Wednesday, October 12, 2005

Is the Ability to Choose, Freedom?

No.

To choose just means that there are choices, at least two.

Immediately it can be discerned that your 'freedom' is already curtailed by these choices, ie you cannot make a choice other than these choices.

And then even if you can choose, ie select one of the choices, it does not mean that you are choosing freely.

For you may be already predisposed or conditioned in one way or another, internally or externally, rational or otherwise, physically, physiologically or psychologically, to prefer one over another.
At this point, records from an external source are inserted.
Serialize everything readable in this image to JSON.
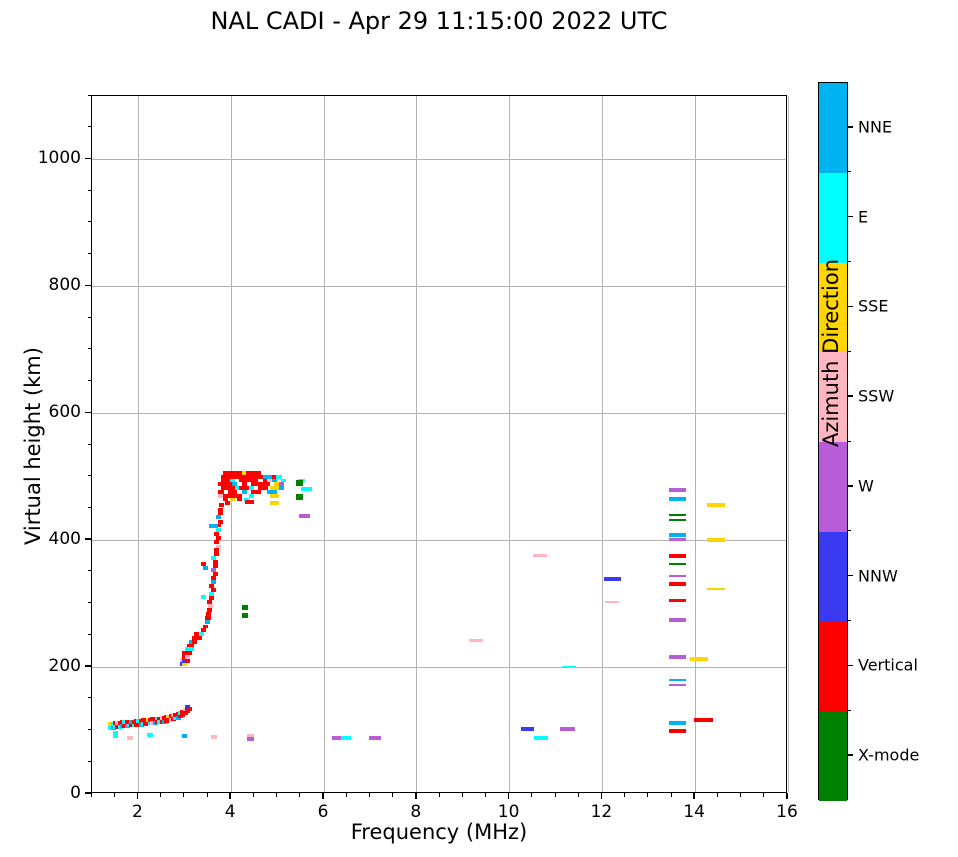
{
  "chart_data": {
    "type": "scatter",
    "title": "NAL CADI - Apr 29 11:15:00 2022 UTC",
    "xlabel": "Frequency (MHz)",
    "ylabel": "Virtual height (km)",
    "xlim": [
      1,
      16
    ],
    "ylim": [
      0,
      1100
    ],
    "xticks": [
      2,
      4,
      6,
      8,
      10,
      12,
      14,
      16
    ],
    "yticks": [
      0,
      200,
      400,
      600,
      800,
      1000
    ],
    "x_minor_step": 0.5,
    "y_minor_step": 50,
    "grid": true,
    "legend": {
      "label": "Azimuth Direction",
      "position": "right-colorbar",
      "entries": [
        {
          "key": "NNE",
          "label": "NNE",
          "color": "#00b2f0"
        },
        {
          "key": "E",
          "label": "E",
          "color": "#00ffff"
        },
        {
          "key": "SSE",
          "label": "SSE",
          "color": "#ffd500"
        },
        {
          "key": "SSW",
          "label": "SSW",
          "color": "#ffb6c1"
        },
        {
          "key": "W",
          "label": "W",
          "color": "#b85cd8"
        },
        {
          "key": "NNW",
          "label": "NNW",
          "color": "#3a3af0"
        },
        {
          "key": "V",
          "label": "Vertical",
          "color": "#ff0000"
        },
        {
          "key": "X",
          "label": "X-mode",
          "color": "#008000"
        }
      ]
    },
    "point_format": "[freq_MHz, virtual_height_km, direction_key, width_MHz(optional, default 0.11), thickness_km(optional, default 6)]",
    "points": [
      [
        1.41,
        110,
        "SSE"
      ],
      [
        1.41,
        104,
        "E"
      ],
      [
        1.46,
        110,
        "E"
      ],
      [
        1.46,
        104,
        "NNE"
      ],
      [
        1.51,
        112,
        "V"
      ],
      [
        1.51,
        106,
        "E"
      ],
      [
        1.56,
        112,
        "SSW"
      ],
      [
        1.56,
        106,
        "V"
      ],
      [
        1.61,
        112,
        "V"
      ],
      [
        1.61,
        106,
        "E"
      ],
      [
        1.66,
        113,
        "V"
      ],
      [
        1.66,
        107,
        "NNE"
      ],
      [
        1.71,
        113,
        "E"
      ],
      [
        1.71,
        107,
        "V"
      ],
      [
        1.76,
        113,
        "V"
      ],
      [
        1.76,
        107,
        "W"
      ],
      [
        1.81,
        114,
        "V"
      ],
      [
        1.81,
        108,
        "E"
      ],
      [
        1.86,
        114,
        "NNE"
      ],
      [
        1.86,
        108,
        "V"
      ],
      [
        1.91,
        114,
        "V"
      ],
      [
        1.91,
        108,
        "E"
      ],
      [
        1.96,
        115,
        "V"
      ],
      [
        1.96,
        109,
        "V"
      ],
      [
        2.01,
        115,
        "E"
      ],
      [
        2.01,
        109,
        "V"
      ],
      [
        2.06,
        115,
        "V"
      ],
      [
        2.06,
        109,
        "NNE"
      ],
      [
        2.11,
        116,
        "V"
      ],
      [
        2.11,
        110,
        "E"
      ],
      [
        2.16,
        116,
        "V"
      ],
      [
        2.16,
        110,
        "V"
      ],
      [
        2.21,
        117,
        "SSE"
      ],
      [
        2.21,
        111,
        "V"
      ],
      [
        2.26,
        117,
        "V"
      ],
      [
        2.26,
        111,
        "E"
      ],
      [
        2.31,
        118,
        "V"
      ],
      [
        2.31,
        112,
        "SSW"
      ],
      [
        2.36,
        118,
        "V"
      ],
      [
        2.36,
        112,
        "NNE"
      ],
      [
        2.41,
        119,
        "E"
      ],
      [
        2.41,
        113,
        "V"
      ],
      [
        2.46,
        119,
        "V"
      ],
      [
        2.46,
        113,
        "E"
      ],
      [
        2.51,
        120,
        "SSW"
      ],
      [
        2.51,
        114,
        "V"
      ],
      [
        2.56,
        120,
        "V"
      ],
      [
        2.56,
        114,
        "NNE"
      ],
      [
        2.61,
        121,
        "V"
      ],
      [
        2.61,
        115,
        "V"
      ],
      [
        2.66,
        122,
        "SSE"
      ],
      [
        2.66,
        116,
        "V"
      ],
      [
        2.71,
        123,
        "V"
      ],
      [
        2.71,
        117,
        "SSW"
      ],
      [
        2.76,
        124,
        "SSW"
      ],
      [
        2.76,
        118,
        "V"
      ],
      [
        2.81,
        125,
        "V"
      ],
      [
        2.81,
        119,
        "E"
      ],
      [
        2.86,
        126,
        "V"
      ],
      [
        2.86,
        120,
        "NNE"
      ],
      [
        2.91,
        128,
        "E"
      ],
      [
        2.91,
        122,
        "V"
      ],
      [
        2.96,
        130,
        "V"
      ],
      [
        2.96,
        124,
        "V"
      ],
      [
        3.01,
        133,
        "SSW"
      ],
      [
        3.01,
        127,
        "V"
      ],
      [
        3.06,
        137,
        "NNW"
      ],
      [
        3.06,
        131,
        "V"
      ],
      [
        3.11,
        134,
        "V"
      ],
      [
        1.5,
        97,
        "E"
      ],
      [
        1.5,
        91,
        "E"
      ],
      [
        1.82,
        88,
        "SSW"
      ],
      [
        2.25,
        93,
        "E"
      ],
      [
        2.99,
        91,
        "NNE"
      ],
      [
        3.63,
        90,
        "SSW"
      ],
      [
        4.42,
        92,
        "SSW",
        0.15
      ],
      [
        4.42,
        87,
        "W",
        0.15
      ],
      [
        6.28,
        88,
        "W",
        0.2
      ],
      [
        6.48,
        88,
        "E",
        0.22
      ],
      [
        7.1,
        88,
        "W",
        0.25
      ],
      [
        2.95,
        211,
        "SSW"
      ],
      [
        2.95,
        205,
        "NNW"
      ],
      [
        3.0,
        222,
        "V"
      ],
      [
        3.0,
        216,
        "V"
      ],
      [
        3.0,
        210,
        "NNW"
      ],
      [
        3.0,
        204,
        "SSE"
      ],
      [
        3.05,
        228,
        "E"
      ],
      [
        3.05,
        222,
        "V"
      ],
      [
        3.05,
        216,
        "SSW"
      ],
      [
        3.05,
        210,
        "V"
      ],
      [
        3.1,
        234,
        "V"
      ],
      [
        3.1,
        228,
        "E"
      ],
      [
        3.1,
        222,
        "V"
      ],
      [
        3.15,
        240,
        "NNE"
      ],
      [
        3.15,
        234,
        "V"
      ],
      [
        3.15,
        228,
        "E"
      ],
      [
        3.2,
        246,
        "V"
      ],
      [
        3.2,
        240,
        "V"
      ],
      [
        3.25,
        252,
        "V"
      ],
      [
        3.32,
        246,
        "V"
      ],
      [
        3.36,
        252,
        "E"
      ],
      [
        3.4,
        258,
        "V"
      ],
      [
        3.44,
        264,
        "V"
      ],
      [
        3.48,
        271,
        "NNE"
      ],
      [
        3.5,
        277,
        "V"
      ],
      [
        3.52,
        284,
        "V"
      ],
      [
        3.54,
        290,
        "V"
      ],
      [
        3.56,
        296,
        "SSW"
      ],
      [
        3.54,
        303,
        "V"
      ],
      [
        3.58,
        309,
        "V"
      ],
      [
        3.58,
        315,
        "E"
      ],
      [
        3.62,
        321,
        "V"
      ],
      [
        3.58,
        328,
        "V"
      ],
      [
        3.62,
        334,
        "NNE"
      ],
      [
        3.62,
        340,
        "V"
      ],
      [
        3.66,
        347,
        "V"
      ],
      [
        3.62,
        353,
        "W"
      ],
      [
        3.66,
        359,
        "V"
      ],
      [
        3.66,
        365,
        "V"
      ],
      [
        3.62,
        372,
        "E"
      ],
      [
        3.68,
        378,
        "V"
      ],
      [
        3.68,
        384,
        "V"
      ],
      [
        3.72,
        390,
        "SSW"
      ],
      [
        3.68,
        397,
        "V"
      ],
      [
        3.72,
        403,
        "V"
      ],
      [
        3.68,
        410,
        "V"
      ],
      [
        3.72,
        416,
        "E"
      ],
      [
        3.72,
        423,
        "V"
      ],
      [
        3.76,
        429,
        "V"
      ],
      [
        3.72,
        436,
        "NNE"
      ],
      [
        3.76,
        442,
        "V"
      ],
      [
        3.76,
        448,
        "V"
      ],
      [
        3.8,
        455,
        "V"
      ],
      [
        3.4,
        310,
        "E"
      ],
      [
        3.44,
        356,
        "NNE"
      ],
      [
        3.4,
        362,
        "V"
      ],
      [
        3.62,
        422,
        "NNE",
        0.2
      ],
      [
        4.3,
        294,
        "X",
        0.13,
        9
      ],
      [
        4.3,
        281,
        "X",
        0.13,
        7
      ],
      [
        3.88,
        506,
        "V"
      ],
      [
        3.98,
        506,
        "V"
      ],
      [
        4.08,
        506,
        "V"
      ],
      [
        4.18,
        506,
        "V"
      ],
      [
        4.28,
        506,
        "SSE"
      ],
      [
        4.38,
        506,
        "V"
      ],
      [
        4.48,
        506,
        "V"
      ],
      [
        4.58,
        506,
        "V"
      ],
      [
        3.83,
        500,
        "V"
      ],
      [
        3.93,
        500,
        "V"
      ],
      [
        4.03,
        500,
        "V"
      ],
      [
        4.13,
        500,
        "V"
      ],
      [
        4.23,
        500,
        "V"
      ],
      [
        4.33,
        500,
        "V"
      ],
      [
        4.43,
        500,
        "V"
      ],
      [
        4.53,
        500,
        "V"
      ],
      [
        4.63,
        500,
        "V"
      ],
      [
        4.73,
        500,
        "NNE"
      ],
      [
        4.83,
        500,
        "NNE"
      ],
      [
        4.93,
        500,
        "V"
      ],
      [
        5.03,
        500,
        "E"
      ],
      [
        3.83,
        494,
        "V"
      ],
      [
        3.93,
        494,
        "V"
      ],
      [
        4.03,
        494,
        "E"
      ],
      [
        4.23,
        494,
        "V"
      ],
      [
        4.33,
        494,
        "V"
      ],
      [
        4.43,
        494,
        "V"
      ],
      [
        4.53,
        494,
        "V"
      ],
      [
        4.73,
        494,
        "V"
      ],
      [
        4.83,
        494,
        "SSW"
      ],
      [
        4.93,
        494,
        "NNE"
      ],
      [
        5.13,
        494,
        "E"
      ],
      [
        5.52,
        494,
        "E",
        0.15
      ],
      [
        3.78,
        488,
        "V"
      ],
      [
        3.88,
        488,
        "V"
      ],
      [
        3.98,
        488,
        "V"
      ],
      [
        4.08,
        488,
        "NNE"
      ],
      [
        4.28,
        488,
        "V"
      ],
      [
        4.48,
        488,
        "V"
      ],
      [
        4.58,
        488,
        "V"
      ],
      [
        4.68,
        488,
        "V"
      ],
      [
        4.78,
        488,
        "V"
      ],
      [
        4.98,
        488,
        "SSE"
      ],
      [
        5.08,
        488,
        "W"
      ],
      [
        3.83,
        482,
        "V"
      ],
      [
        3.93,
        482,
        "V"
      ],
      [
        4.03,
        482,
        "V"
      ],
      [
        4.13,
        482,
        "E"
      ],
      [
        4.23,
        482,
        "V"
      ],
      [
        4.33,
        482,
        "V"
      ],
      [
        4.43,
        482,
        "E"
      ],
      [
        4.63,
        482,
        "V"
      ],
      [
        4.73,
        482,
        "V"
      ],
      [
        4.93,
        482,
        "SSE",
        0.2
      ],
      [
        5.08,
        482,
        "NNE"
      ],
      [
        3.78,
        476,
        "V"
      ],
      [
        3.98,
        476,
        "V"
      ],
      [
        4.08,
        476,
        "V"
      ],
      [
        4.28,
        476,
        "NNE"
      ],
      [
        4.48,
        476,
        "V"
      ],
      [
        4.58,
        476,
        "V"
      ],
      [
        4.88,
        476,
        "NNE",
        0.2
      ],
      [
        3.78,
        470,
        "SSW"
      ],
      [
        3.88,
        470,
        "V"
      ],
      [
        3.98,
        470,
        "V"
      ],
      [
        4.08,
        470,
        "V"
      ],
      [
        4.18,
        470,
        "V"
      ],
      [
        4.43,
        470,
        "E"
      ],
      [
        4.93,
        470,
        "SSE",
        0.2
      ],
      [
        3.88,
        464,
        "V"
      ],
      [
        4.03,
        464,
        "SSE"
      ],
      [
        4.18,
        464,
        "V"
      ],
      [
        4.33,
        464,
        "E"
      ],
      [
        3.93,
        458,
        "V"
      ],
      [
        4.4,
        460,
        "V",
        0.2
      ],
      [
        4.93,
        458,
        "SSE",
        0.2
      ],
      [
        5.47,
        490,
        "X",
        0.14,
        10
      ],
      [
        5.47,
        468,
        "X",
        0.14,
        8
      ],
      [
        5.62,
        481,
        "E",
        0.25
      ],
      [
        5.58,
        438,
        "W",
        0.22
      ],
      [
        9.28,
        242,
        "SSW",
        0.3
      ],
      [
        10.65,
        376,
        "SSW",
        0.3
      ],
      [
        12.22,
        339,
        "NNW",
        0.35
      ],
      [
        12.2,
        302,
        "SSW",
        0.3,
        3
      ],
      [
        11.28,
        200,
        "E",
        0.3,
        3
      ],
      [
        11.25,
        102,
        "W",
        0.32
      ],
      [
        10.38,
        102,
        "NNW",
        0.28
      ],
      [
        10.68,
        88,
        "E",
        0.3
      ],
      [
        13.62,
        479,
        "W",
        0.35
      ],
      [
        13.62,
        465,
        "NNE",
        0.35
      ],
      [
        13.62,
        440,
        "X",
        0.35,
        4
      ],
      [
        13.62,
        432,
        "X",
        0.35,
        4
      ],
      [
        13.62,
        408,
        "NNE",
        0.35
      ],
      [
        13.62,
        401,
        "W",
        0.35
      ],
      [
        13.62,
        375,
        "V",
        0.35
      ],
      [
        13.62,
        362,
        "X",
        0.35,
        3
      ],
      [
        13.62,
        343,
        "W",
        0.35,
        3
      ],
      [
        13.62,
        331,
        "V",
        0.35
      ],
      [
        13.62,
        305,
        "V",
        0.35
      ],
      [
        13.62,
        274,
        "W",
        0.35
      ],
      [
        13.62,
        216,
        "W",
        0.35
      ],
      [
        13.62,
        180,
        "NNE",
        0.35,
        4
      ],
      [
        13.62,
        172,
        "W",
        0.35,
        4
      ],
      [
        14.45,
        455,
        "SSE",
        0.4
      ],
      [
        14.45,
        400,
        "SSE",
        0.4
      ],
      [
        14.45,
        323,
        "SSE",
        0.4,
        3
      ],
      [
        14.08,
        213,
        "SSE",
        0.4
      ],
      [
        13.62,
        112,
        "NNE",
        0.35
      ],
      [
        14.18,
        116,
        "V",
        0.4
      ],
      [
        13.62,
        99,
        "V",
        0.35
      ]
    ]
  }
}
Even without the overt threat of physical harm or denial to access to resources such as food or money, you can be tempted by the promised outcomes, perceived or real, of your choices, valued in terms valuable to you, be it money, prestige, power, principles, or whatever that matters to you.

To choose freely means you can be completely indifferent to the choices and any arbitrary choice is just as good, or as bad, as the other. (Or is it?)

So the real source of freedom and of power is that which is able to influence and condition your decision about choices.

It could be a belief, for example a belief in rationality and the maximisation of benefits accrued to oneself.

If so then choosing means accessing knowledge and data to compute the outcomes of your choices and ranking these outcomes according to some value. And not to be free then means either not having the knowledge and data, or the inability to compute the outcome and make the evaluations correctly.

Or it could be a belief that the outcome must be 'good', not only to you but to all; or it is a belief that the outcome must be one that pleases God, or god or gods, or just someone or something else.

But then you are truly not free at all. For these beliefs hold you captive, in that you cannot abandon them, and you apply them consistently, consciously or not, and even that you cannot choose if you have none of them.

And then also no one really have complete knowledge to compute outcomes or to evaluate them. There will always be unknowns and unknowables that will make all such forecasts uncertain, if not even meaningless, ie you may have done just as 'well' making a random choice.

To take a political example, merely being democratic does not mean you are free. It only mean you can choose. And your choice is entirely influenced and manipulated by the promises of the politicians. They will make promises valued in terms that are valuable to you. For example the Republicans in the US promised 'Christian values' to tempt the 'Christians' to vote them. And the 'Christians' fell for it.

In effect what really happened at the polls is that you are taken captive by the democratic illusion that you are free if you can vote. The reality is that you are just giving legitimacy to one with the majority vote to possess and exercise power over all the land.

So what then in true freedom?

That is another question altogether, and may have nothing to do with choosing altogether.